Revised ethics opinion: Judges should disclose prior prosecutions but assess recusal individually” —

  • “A judge is not required to automatically recuse themselves from all cases involving defendants they previously prosecuted. Instead, the judge must assess each case individually to determine if recusal is necessary, taking into account the specific circumstances of the case, according to the [Florida] Judicial Ethics Advisory Committee.”
  • “‘Additionally, if a judge is aware of his or her involvement in a prior prosecution, the judge must disclose the relevant facts to the defendant even if the facts do not require automatic recusal,’ the ethics panel said in Opinion Number 2024-12 (Amended).”
  • “The amended opinion issued August 27, recedes from the original version issued August 2 that opined that judges must recuse from all cases involving defendants whom the judge previously prosecuted.”
  • “‘The test for appearance of impropriety is whether the conduct would create in reasonable minds, with knowledge of all the relevant circumstances that a reasonable inquiry would disclose, a perception that the judge’s ability to carry out judicial responsibilities with integrity, impartiality, and competence is impaired,’ the ethics panel said citing commentary to Canon 2A. ‘Additionally, the Commentary to Canon 3(E)(1) states clearly that, ‘…a judge is disqualified whenever the judge’s impartiality might reasonably be questioned, regardless of whether any of the specific rules in Section 3E(1) apply.'”

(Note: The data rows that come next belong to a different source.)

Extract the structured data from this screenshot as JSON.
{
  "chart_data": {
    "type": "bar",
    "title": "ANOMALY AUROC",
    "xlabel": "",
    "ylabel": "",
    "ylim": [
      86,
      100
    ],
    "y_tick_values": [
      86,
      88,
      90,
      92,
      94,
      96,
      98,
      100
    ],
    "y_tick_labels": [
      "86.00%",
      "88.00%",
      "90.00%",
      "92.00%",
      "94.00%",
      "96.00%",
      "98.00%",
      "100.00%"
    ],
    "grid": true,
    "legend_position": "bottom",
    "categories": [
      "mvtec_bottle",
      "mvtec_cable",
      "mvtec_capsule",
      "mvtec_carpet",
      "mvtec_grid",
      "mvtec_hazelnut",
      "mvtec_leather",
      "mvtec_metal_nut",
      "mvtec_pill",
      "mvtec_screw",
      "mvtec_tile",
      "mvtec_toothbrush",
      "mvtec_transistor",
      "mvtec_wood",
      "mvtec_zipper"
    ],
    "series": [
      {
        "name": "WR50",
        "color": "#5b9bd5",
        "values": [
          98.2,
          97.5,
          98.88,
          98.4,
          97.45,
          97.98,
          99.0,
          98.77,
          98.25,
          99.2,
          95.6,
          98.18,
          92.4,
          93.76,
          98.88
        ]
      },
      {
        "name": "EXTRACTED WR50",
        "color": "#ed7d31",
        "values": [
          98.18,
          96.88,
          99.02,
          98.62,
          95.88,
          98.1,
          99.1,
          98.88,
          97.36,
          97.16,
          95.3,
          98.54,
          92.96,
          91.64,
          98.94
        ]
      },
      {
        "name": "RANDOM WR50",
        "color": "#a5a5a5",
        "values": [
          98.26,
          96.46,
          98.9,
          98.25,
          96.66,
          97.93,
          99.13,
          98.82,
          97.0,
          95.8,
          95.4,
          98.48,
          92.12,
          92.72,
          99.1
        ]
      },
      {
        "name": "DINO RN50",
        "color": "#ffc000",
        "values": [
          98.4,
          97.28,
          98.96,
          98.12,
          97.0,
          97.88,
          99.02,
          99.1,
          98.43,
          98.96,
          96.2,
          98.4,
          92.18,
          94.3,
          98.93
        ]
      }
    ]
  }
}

  • “The panel said the inquiring judge may need to recuse from a case but must evaluate each case individually…The rules require that the inquiring judge disqualify himself or herself where his or her impartiality might reasonably be questioned.”
  • “The committee noted that one JEAC member expressed an opposing view and believes that a former prosecution by the judge would always call into question the judge’s impartiality. That committee member prefers the ‘bright line’ position that a judge must recuse from all cases involving a defendant who the judge previously prosecuted.”